Clashes in Nasir County, Upper Nile State, between forces loyal to President Salva Kiir and First Vice President Riek Machar have threatened to undermine their fragile peace-sharing agreement.
The attacks have drawn international concern, with the United Nations warning the escalating violence has displaced at least 50,000 people since February.
County commissioner James Gatluak said the assault began at around 3.30 am local time (0130 GMT), when the South Sudan army dropped multiple bombs on Nasir town's market and then a residential area.
One woman was wounded, he said, with a young child in critical condition following the assault.
"The people that are being affected most are the women and the children," he told AFP.
A Nasir resident, Jany Manytap, confirmed the attack and the wounded, adding: "The airstrike targets everyone."
Gatluak said the situation was "deteriorating" in Nasir, considered a stronghold of Machar's supporters, with humanitarian staff evacuated as the violence has escalated.
It follows another aerial attack on Nasir earlier this week that killed 20 people, according to Gatlauk.
Information Minister Michael Makuei Lueth said the strikes were part of "security operations", adding: "If you as a civilian happen to be there... then there is nothing we can do".
The fighting threatens a 2018 peace deal between Kiir and Machar, who fought a five-year civil war that killed some 400,000 people.
Kiir's allies have accused Machar's forces of fomenting unrest in Nasir County in league with the White Army, a loose band of armed youths from the vice president's Nuer ethnic community.

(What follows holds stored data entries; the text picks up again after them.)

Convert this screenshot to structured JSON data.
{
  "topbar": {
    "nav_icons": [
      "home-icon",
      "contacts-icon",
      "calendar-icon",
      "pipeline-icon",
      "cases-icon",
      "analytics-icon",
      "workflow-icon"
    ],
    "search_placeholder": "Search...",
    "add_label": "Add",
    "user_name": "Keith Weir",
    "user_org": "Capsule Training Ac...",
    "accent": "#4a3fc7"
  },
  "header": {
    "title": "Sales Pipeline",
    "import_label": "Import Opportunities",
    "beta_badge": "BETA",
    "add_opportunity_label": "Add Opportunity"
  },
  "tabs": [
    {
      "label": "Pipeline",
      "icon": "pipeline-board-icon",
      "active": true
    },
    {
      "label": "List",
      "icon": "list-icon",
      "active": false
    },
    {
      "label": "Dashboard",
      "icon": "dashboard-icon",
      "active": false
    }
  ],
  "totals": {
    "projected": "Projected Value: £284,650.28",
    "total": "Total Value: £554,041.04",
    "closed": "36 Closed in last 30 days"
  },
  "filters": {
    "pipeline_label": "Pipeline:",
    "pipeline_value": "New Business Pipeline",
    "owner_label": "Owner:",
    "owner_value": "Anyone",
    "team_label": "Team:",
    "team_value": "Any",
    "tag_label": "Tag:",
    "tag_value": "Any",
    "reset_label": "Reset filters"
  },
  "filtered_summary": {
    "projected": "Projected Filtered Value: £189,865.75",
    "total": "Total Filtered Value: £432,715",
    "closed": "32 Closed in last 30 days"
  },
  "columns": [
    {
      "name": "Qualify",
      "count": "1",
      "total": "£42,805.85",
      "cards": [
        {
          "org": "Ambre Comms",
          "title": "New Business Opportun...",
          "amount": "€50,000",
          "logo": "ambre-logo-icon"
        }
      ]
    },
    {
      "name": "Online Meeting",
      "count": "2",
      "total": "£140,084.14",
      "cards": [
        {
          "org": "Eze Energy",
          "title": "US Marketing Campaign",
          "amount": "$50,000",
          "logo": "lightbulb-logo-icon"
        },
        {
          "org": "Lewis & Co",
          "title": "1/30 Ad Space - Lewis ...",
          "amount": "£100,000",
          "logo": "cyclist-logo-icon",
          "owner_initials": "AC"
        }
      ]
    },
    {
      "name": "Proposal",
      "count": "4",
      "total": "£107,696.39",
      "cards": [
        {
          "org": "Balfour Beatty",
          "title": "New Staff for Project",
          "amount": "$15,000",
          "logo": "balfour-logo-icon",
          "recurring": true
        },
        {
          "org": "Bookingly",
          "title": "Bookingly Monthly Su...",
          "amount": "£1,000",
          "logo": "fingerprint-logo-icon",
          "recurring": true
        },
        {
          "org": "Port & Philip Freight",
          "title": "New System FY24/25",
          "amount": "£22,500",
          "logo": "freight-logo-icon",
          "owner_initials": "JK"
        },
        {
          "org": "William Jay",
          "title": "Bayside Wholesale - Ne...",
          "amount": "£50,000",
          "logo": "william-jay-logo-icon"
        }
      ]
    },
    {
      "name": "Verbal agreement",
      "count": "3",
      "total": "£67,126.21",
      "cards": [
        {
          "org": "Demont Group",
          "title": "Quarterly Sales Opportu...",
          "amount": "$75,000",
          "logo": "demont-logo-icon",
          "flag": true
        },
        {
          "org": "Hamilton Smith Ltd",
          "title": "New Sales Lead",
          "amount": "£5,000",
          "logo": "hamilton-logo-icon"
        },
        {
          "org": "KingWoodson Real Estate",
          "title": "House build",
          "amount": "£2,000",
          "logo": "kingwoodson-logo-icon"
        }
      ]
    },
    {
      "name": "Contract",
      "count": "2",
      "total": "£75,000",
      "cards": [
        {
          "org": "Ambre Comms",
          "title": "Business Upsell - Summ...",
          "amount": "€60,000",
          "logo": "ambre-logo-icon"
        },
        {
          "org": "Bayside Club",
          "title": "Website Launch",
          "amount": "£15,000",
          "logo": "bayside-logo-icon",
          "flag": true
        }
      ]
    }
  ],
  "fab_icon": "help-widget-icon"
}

Tensions spiked earlier this month when an estimated 6,000 White Army combatants overran a military encampment in Nasir.
A rescue attempt by the United Nations led to the death of a UN crew member and senior South Sudanese general, among others.
Information Minister Lueth has also confirmed the presence of Ugandan forces in Juba on a "military pact", a week after denying their deployment to South Sudan.
The rising unrest has sparked international concern, with the head of the UN Mission in South Sudan, Nicholas Haysom, warning the country is "poised on the brink of relapse into civil war".
Analysts fear the unrest is being fuelled by the devastating nearly two-year civil war in neighbouring Sudan, with armed men flowing back and forth across the border.
"That is part of the biggest fear we are seeing now, where the two conflict systems could potentially merge," International Crisis Group's senior South Sudan analyst Daniel Akech told AFP.